Tarihi bir dönemeçteyiz. Hepimiz.
Cumhuriyetimizin 100. yılına giriyoruz.
Genç devletimiz ikinci asra ayak basıyor.
Peki nasıl bir tablo ile?
Neleri başardık?
Neleri eksik bıraktık?
En önemlisi şu: Şimdi ne yapmalıyız?
Üzerimize düşen görevler neler?
İşte bunu düşünüyorum. Nicedir. Büyük ve tarihi bir sınavla karşı karşıyayız. Başarmak zorunda olduğumuz bir sınav.
Hedef şu: Cumhuriyetimizi hak ettiği yere ulaştırmak. Ekonomik, sosyal, kültürel, demokratik ve siyasal bakımdan ülkemizi üst lige taşımak. Bu, Cumhuriyetimizi kuranlara; başta kahramanımız Atatürk olmak üzere borcumuzdur.
Yapmamız gereken bellidir:
Türkiye’yi refah, huzur, demokrasi ve barış ülkesi haline getirmek…
Çocuklarımıza parlak bir gelecek, kadınlarımıza ve tüm yurttaşlarımıza eşit ve hür vatandaşlık temelinde mutlu bir yaşam kurmak.
Ancak bu yolda ilk ve en zorlu sınavımız hemen başladı. Ertelenemez bir görev. Bugün yola koyuluyoruz.
Önümüzde seçim var; 9 ay içinde sandık başında olacağız.

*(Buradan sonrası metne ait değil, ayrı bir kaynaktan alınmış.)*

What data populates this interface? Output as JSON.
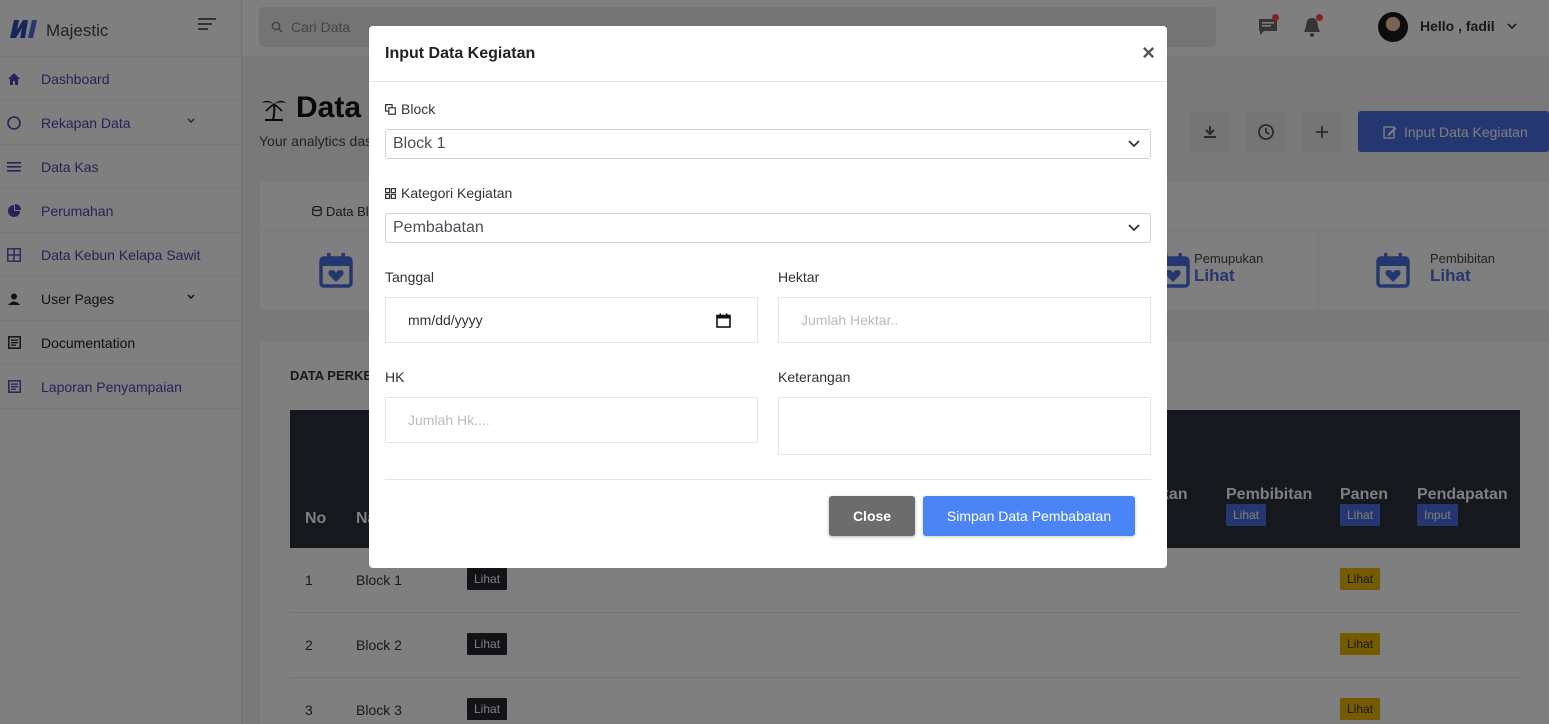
{
  "app": {
    "name": "Majestic"
  },
  "sidebar": {
    "items": [
      {
        "label": "Dashboard",
        "icon": "home-icon"
      },
      {
        "label": "Rekapan Data",
        "icon": "circle-icon",
        "has_submenu": true
      },
      {
        "label": "Data Kas",
        "icon": "list-icon"
      },
      {
        "label": "Perumahan",
        "icon": "pie-icon"
      },
      {
        "label": "Data Kebun Kelapa Sawit",
        "icon": "grid-icon"
      },
      {
        "label": "User Pages",
        "icon": "person-icon",
        "has_submenu": true
      },
      {
        "label": "Documentation",
        "icon": "document-icon"
      },
      {
        "label": "Laporan Penyampaian",
        "icon": "document-icon"
      }
    ]
  },
  "topbar": {
    "search_placeholder": "Cari Data",
    "user_greeting": "Hello , fadil"
  },
  "page": {
    "title": "Data I",
    "subtitle": "Your analytics das",
    "input_button": "Input Data Kegiatan"
  },
  "stats": {
    "tab_label": "Data Bl",
    "items": [
      {
        "label": "Pemupukan",
        "link": "Lihat"
      },
      {
        "label": "Pembibitan",
        "link": "Lihat"
      }
    ]
  },
  "table": {
    "title": "DATA PERKE",
    "headers": {
      "no": "No",
      "name": "Na",
      "pemupukan": "kan",
      "pembibitan": "Pembibitan",
      "panen": "Panen",
      "pendapatan": "Pendapatan"
    },
    "header_tags": {
      "pembibitan": "Lihat",
      "panen": "Lihat",
      "pendapatan": "Input"
    },
    "rows": [
      {
        "no": "1",
        "name": "Block 1",
        "detail": "Lihat",
        "panen": "Lihat"
      },
      {
        "no": "2",
        "name": "Block 2",
        "detail": "Lihat",
        "panen": "Lihat"
      },
      {
        "no": "3",
        "name": "Block 3",
        "detail": "Lihat",
        "panen": "Lihat"
      }
    ]
  },
  "modal": {
    "title": "Input Data Kegiatan",
    "close_symbol": "×",
    "block_label": "Block",
    "block_value": "Block 1",
    "kategori_label": "Kategori Kegiatan",
    "kategori_value": "Pembabatan",
    "tanggal_label": "Tanggal",
    "tanggal_placeholder": "mm/dd/yyyy",
    "hektar_label": "Hektar",
    "hektar_placeholder": "Jumlah Hektar..",
    "hk_label": "HK",
    "hk_placeholder": "Jumlah Hk....",
    "keterangan_label": "Keterangan",
    "close_button": "Close",
    "save_button": "Simpan Data Pembabatan"
  },
  "colors": {
    "primary": "#4b6ee0",
    "sidebar_link": "#4b49ac",
    "table_header": "#2b313b",
    "tag_yellow": "#e8b400",
    "save_button": "#4b85f5",
    "close_button": "#6c6c6c"
  }
}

Siyasal islamcı köklerden gelen 20 yıllık bir iktidarın Türkiye’yi getirdiği nokta ortada. Partili Cumhurbaşkanlığı sisteminin sonuçları da…
Faturayı hep beraber ödüyoruz. Çıkış bellidir. Formül de. Kabus ve felaket senaryolarından bahsediliyor. Hayır, Hayır. Karamsar olmayın.
İçinde olduğumuz durumdan demokrasi ile çıkacağız. Seçimle. 100. yılına giren Cumhuriyetimiz seçimle ve demokratik usullerle iktidar değişimini başaracak donanım ve birikime sahiptir. O günü hayal edin lütfen.
Ama… Bir dakika…
Birileri çalışacak diğerleri izleyecek… Öyle değil.
Birileri riske girecek diğerleri oturacak, öyle değil. Herkes katkı verecek. Seferberlik duygusuyla.
İşte bunun için buradayım. Demokrasiye kendimce hizmet etmek için.
Ülkemizin bu demokratik sınavı başarması, 12 Eylül darbesinin, günümüze kadar devam eden tüm olumsuzluklarını da bertaraf edecektir.
Atatürk Cumhuriyeti’ni tam ve gerçek demokrasi ile taçlandıracağız. İşte o zaman demokrasi bayramını kutlayacağız.